Dunque, le attività legate all’economica reale si stanno attrezzando con strumenti digitali, mentre le società che in origine erano solo online stanno aprendo degli store fisici moderni per garantire alla clientela i vantaggi dei contesti online e offline.

Il phygital marketing è quindi la scelta ideale per trasformare i negozi in spazi ridefiniti e supportare le vendite con una nuova customer experience. Così facendo, si potrà andare incontro ai clienti che desiderano esperienze personalizzate e generare il cosiddetto “effetto wow” che renderà ogni acquisto davvero memorabile.

Il beneficio principale derivante dal phygital marketing è che le imprese potranno usufruire della grande mole di dati raccolti attraverso i diversi canali per analizzare nel dettaglio preferenze, abitudini d’acquisto e comportamenti dei clienti.

Tali dati immagazzinati saranno utilizzanti anche per comporre un vasto database che consenta di ottimizzare le strategie di marketing verso una visione omnichannel.

Gli stessi processi logistici risentiranno profondamente dell’uso del phygital marketing. Infatti, è possibile usare tecnologie capaci di indicare la mancanza di un prodotto in negozio e mandare una notifica al magazzino per il rifornimento.

Allo stesso modo l’approccio phygital è utile per alleggerire e rendere più facile il lavoro dello staff e snellire le fasi di lavoro.

Esempi di phygital marketing

Attualmente ci sono moltissime tecnologie a disposizione dei reparti marketing per costruire phygital experience indimenticabili e soddisfacenti.

Per portare i negozi fisici verso l’immediatezza e l’immersione dell’online, i brand stanno fornendo gli store di chioschi self-service, camerini intelligenti, QR Code, beacon IoT e molto altro.

D’altra parte, per rendere gli acquisiti sul web più vicini all’interazione personale che avviene nei negozi si fa sempre più spesso ricorso alla realtà aumentata per rinsaldare il rapporto tra il marchio e il consumatore tramite customer experience più coinvolgenti.

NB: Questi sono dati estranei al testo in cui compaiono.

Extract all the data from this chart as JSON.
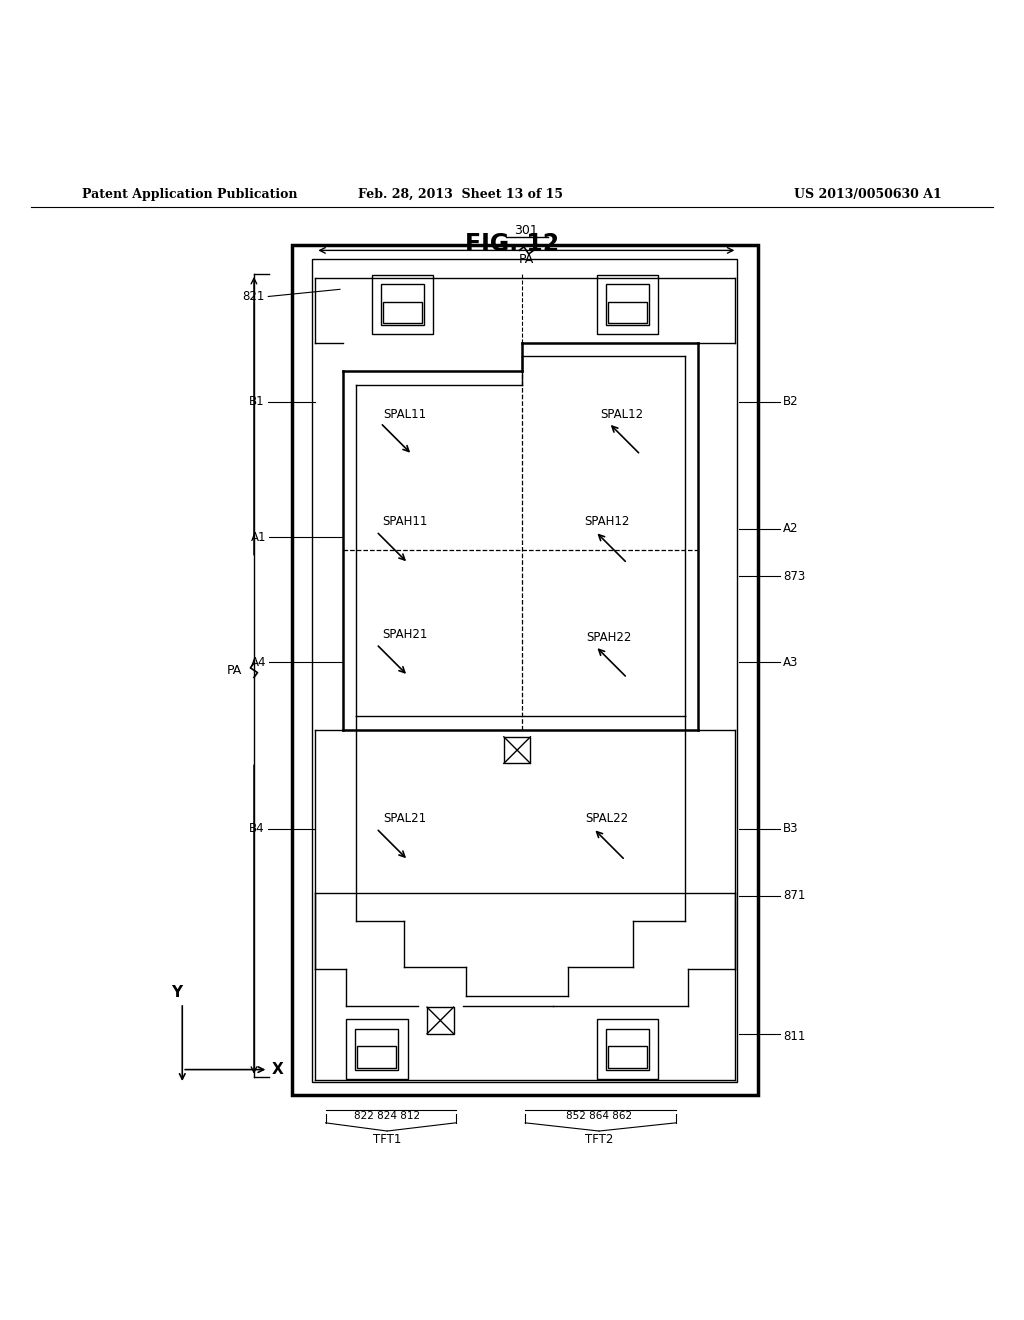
{
  "title": "FIG. 12",
  "header_left": "Patent Application Publication",
  "header_mid": "Feb. 28, 2013  Sheet 13 of 15",
  "header_right": "US 2013/0050630 A1",
  "bg_color": "#ffffff",
  "line_color": "#000000",
  "labels": {
    "B1": "B1",
    "B2": "B2",
    "B3": "B3",
    "B4": "B4",
    "A1": "A1",
    "A2": "A2",
    "A3": "A3",
    "A4": "A4",
    "ref821": "821",
    "ref873": "873",
    "ref871": "871",
    "ref811": "811",
    "SPAL11": "SPAL11",
    "SPAL12": "SPAL12",
    "SPAH11": "SPAH11",
    "SPAH12": "SPAH12",
    "SPAH21": "SPAH21",
    "SPAH22": "SPAH22",
    "SPAL21": "SPAL21",
    "SPAL22": "SPAL22",
    "TFT1": "TFT1",
    "TFT2": "TFT2",
    "tft1_nums": "822 824 812",
    "tft2_nums": "852 864 862",
    "PA_label": "PA",
    "label_301": "301"
  }
}
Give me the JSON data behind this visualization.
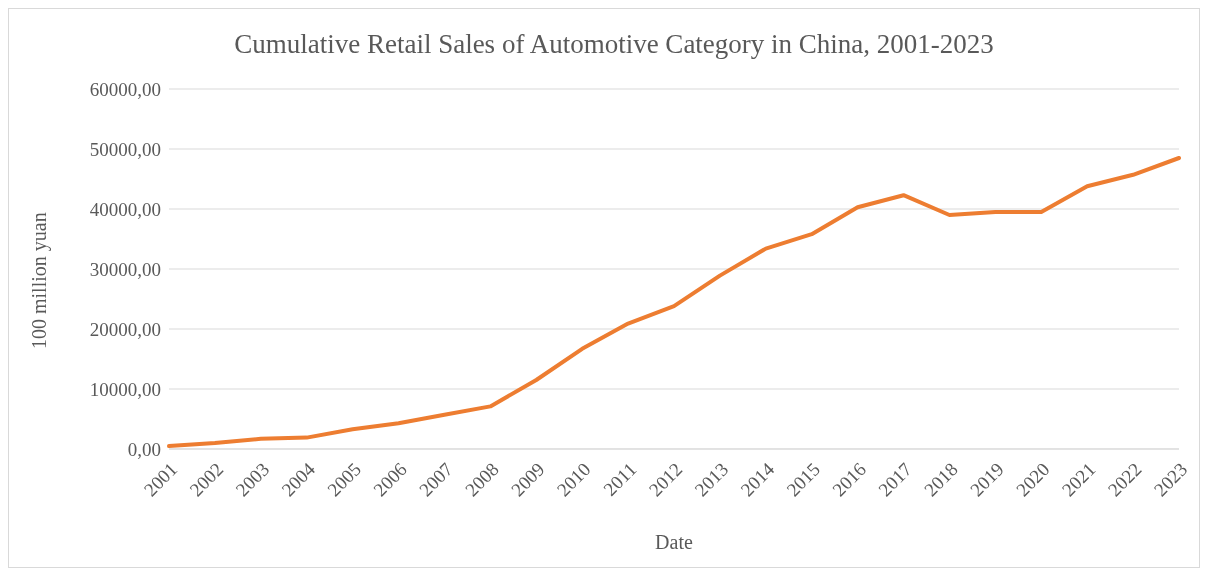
{
  "chart_data": {
    "type": "line",
    "title": "Cumulative Retail Sales of Automotive Category in China, 2001-2023",
    "xlabel": "Date",
    "ylabel": "100 million yuan",
    "categories": [
      "2001",
      "2002",
      "2003",
      "2004",
      "2005",
      "2006",
      "2007",
      "2008",
      "2009",
      "2010",
      "2011",
      "2012",
      "2013",
      "2014",
      "2015",
      "2016",
      "2017",
      "2018",
      "2019",
      "2020",
      "2021",
      "2022",
      "2023"
    ],
    "series": [
      {
        "color": "#ed7d31",
        "values": [
          500,
          1000,
          1700,
          1900,
          3300,
          4300,
          5700,
          7100,
          11500,
          16700,
          20900,
          23800,
          28900,
          33400,
          35800,
          40300,
          42300,
          39000,
          39500,
          39500,
          43800,
          45700,
          48500
        ]
      }
    ],
    "ylim": [
      0,
      60000
    ],
    "yticks": [
      {
        "value": 0,
        "label": "0,00"
      },
      {
        "value": 10000,
        "label": "10000,00"
      },
      {
        "value": 20000,
        "label": "20000,00"
      },
      {
        "value": 30000,
        "label": "30000,00"
      },
      {
        "value": 40000,
        "label": "40000,00"
      },
      {
        "value": 50000,
        "label": "50000,00"
      },
      {
        "value": 60000,
        "label": "60000,00"
      }
    ],
    "grid": "y",
    "legend": false,
    "marker": "none",
    "line_style": "solid"
  }
}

Per quanto riguarda il phygital marketing, si possono citare moltissimi esempi di come una strategia di questo tipo si riveli molte volte vincente.

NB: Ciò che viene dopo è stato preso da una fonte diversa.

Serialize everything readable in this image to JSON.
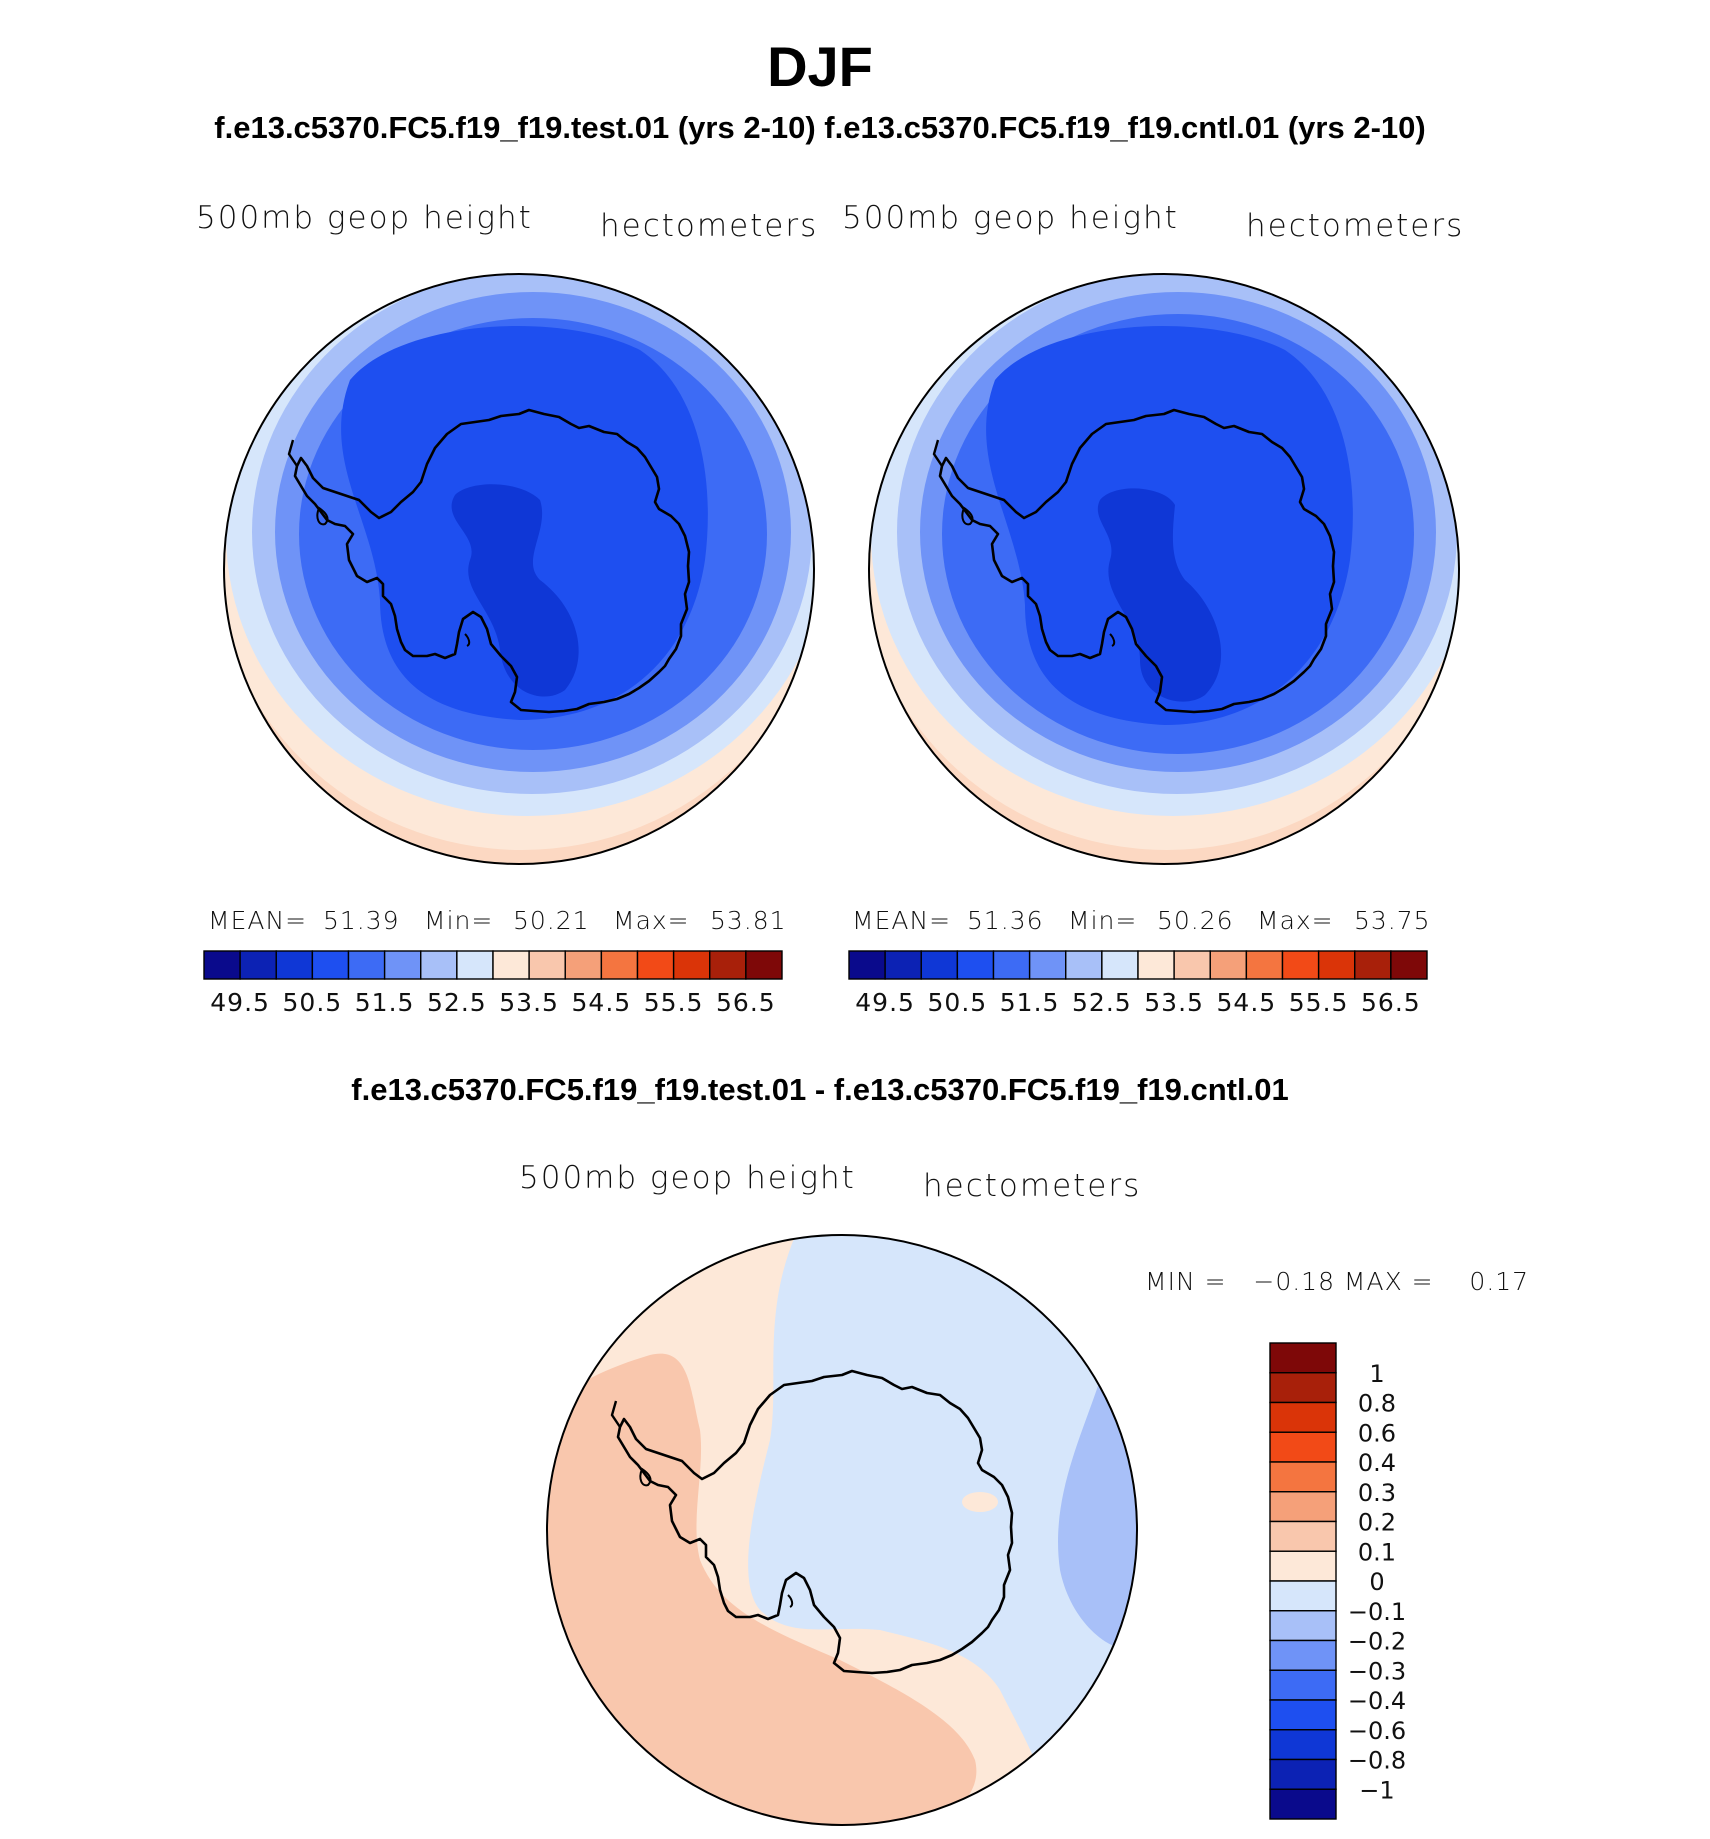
{
  "title": "DJF",
  "subtitle": "f.e13.c5370.FC5.f19_f19.test.01 (yrs 2-10) f.e13.c5370.FC5.f19_f19.cntl.01 (yrs 2-10)",
  "panels": [
    {
      "variable": "500mb geop height",
      "units": "hectometers",
      "stats": {
        "mean_label": "MEAN=",
        "mean": "51.39",
        "min_label": "Min=",
        "min": "50.21",
        "max_label": "Max=",
        "max": "53.81"
      }
    },
    {
      "variable": "500mb geop height",
      "units": "hectometers",
      "stats": {
        "mean_label": "MEAN=",
        "mean": "51.36",
        "min_label": "Min=",
        "min": "50.26",
        "max_label": "Max=",
        "max": "53.75"
      }
    }
  ],
  "colorbar": {
    "colors": [
      "#0a0a8c",
      "#0c22b4",
      "#0f37d6",
      "#1e4ff0",
      "#3d6bf5",
      "#6f93f7",
      "#a8c0f8",
      "#d6e6fb",
      "#fde8d8",
      "#f9c7ad",
      "#f5a079",
      "#f47540",
      "#f24a17",
      "#da3408",
      "#a8200a",
      "#7e0808"
    ],
    "tick_labels": [
      "49.5",
      "50.5",
      "51.5",
      "52.5",
      "53.5",
      "54.5",
      "55.5",
      "56.5"
    ]
  },
  "difference": {
    "title": "f.e13.c5370.FC5.f19_f19.test.01 - f.e13.c5370.FC5.f19_f19.cntl.01",
    "variable": "500mb geop height",
    "units": "hectometers",
    "stats_text": "MIN =   −0.18 MAX =    0.17",
    "colorbar": {
      "colors": [
        "#7e0808",
        "#a8200a",
        "#da3408",
        "#f24a17",
        "#f47540",
        "#f5a079",
        "#f9c7ad",
        "#fde8d8",
        "#d6e6fb",
        "#a8c0f8",
        "#6f93f7",
        "#3d6bf5",
        "#1e4ff0",
        "#0f37d6",
        "#0c22b4",
        "#0a0a8c"
      ],
      "tick_labels": [
        "1",
        "0.8",
        "0.6",
        "0.4",
        "0.3",
        "0.2",
        "0.1",
        "0",
        "−0.1",
        "−0.2",
        "−0.3",
        "−0.4",
        "−0.6",
        "−0.8",
        "−1"
      ]
    }
  }
}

Per cominciare, si può ricordare Amazon Go, lo store fisico di Amazon dove i clienti scansionano il QR Code, prendono dagli scaffali i prodotti di cui hanno bisogno ed escono senza passare dalla cassa.

Il meccanismo prevede che gli articoli vengano tracciati nel negozio fisico, mentre l’app Amazon Go addebita l’importo sul conto corrente o carta collegata all’account.

Altro esempio simile è l’app Ikea Place che prevede l’utilizzo della realtà aumentata per visionare un oggetto dentro gli ambienti della propria casa.

Molto interessante è pure il caso della KLM Airways che ha lanciato la campagna “Live High Five” che suscitare l’interesse dei passanti. Nello specifico, sono stati messi due totem interattivi davanti al Flatiron Building di New York e al Rijksmuseum di Amsterdam.

I totem erano forniti di schermi touch e telecamere che consentivano ai passanti delle due città di comunicare. L’obiettivo dell’azienda era quello di invogliare le persone a battersi un cinque tramite lo schermo e vincere un biglietto aereo Amsterdam-New York.

La KLM ha così offerto una phygital experience completa, dando agli utenti immediatezza, immersione e interazione per mezzo di una strategia di gamification.

Per finire, possiamo ricordare la campagna di Rebecca Minkoff che nel suo negozio di New York ha creato un vero phygital store. Al suo interno ci sono dei magic mirror, degli specchi touchscreen che permettono alle persone di consultare i prodotti del marchio e scegliere quello preferito.

Con lo stesso schermo si selezionano le cabine per provare i capi d’abbigliamento o ordinare bibite. Ogni cliente riceve il numero del camerino libero e li trova già i vestiti da provare.

Dentro le cabine si possono impostare differenti condizioni di luce e una volta scelto quel che si vuole acquistare, il cliente potrà ricevere il conto sullo smartphone per pagare.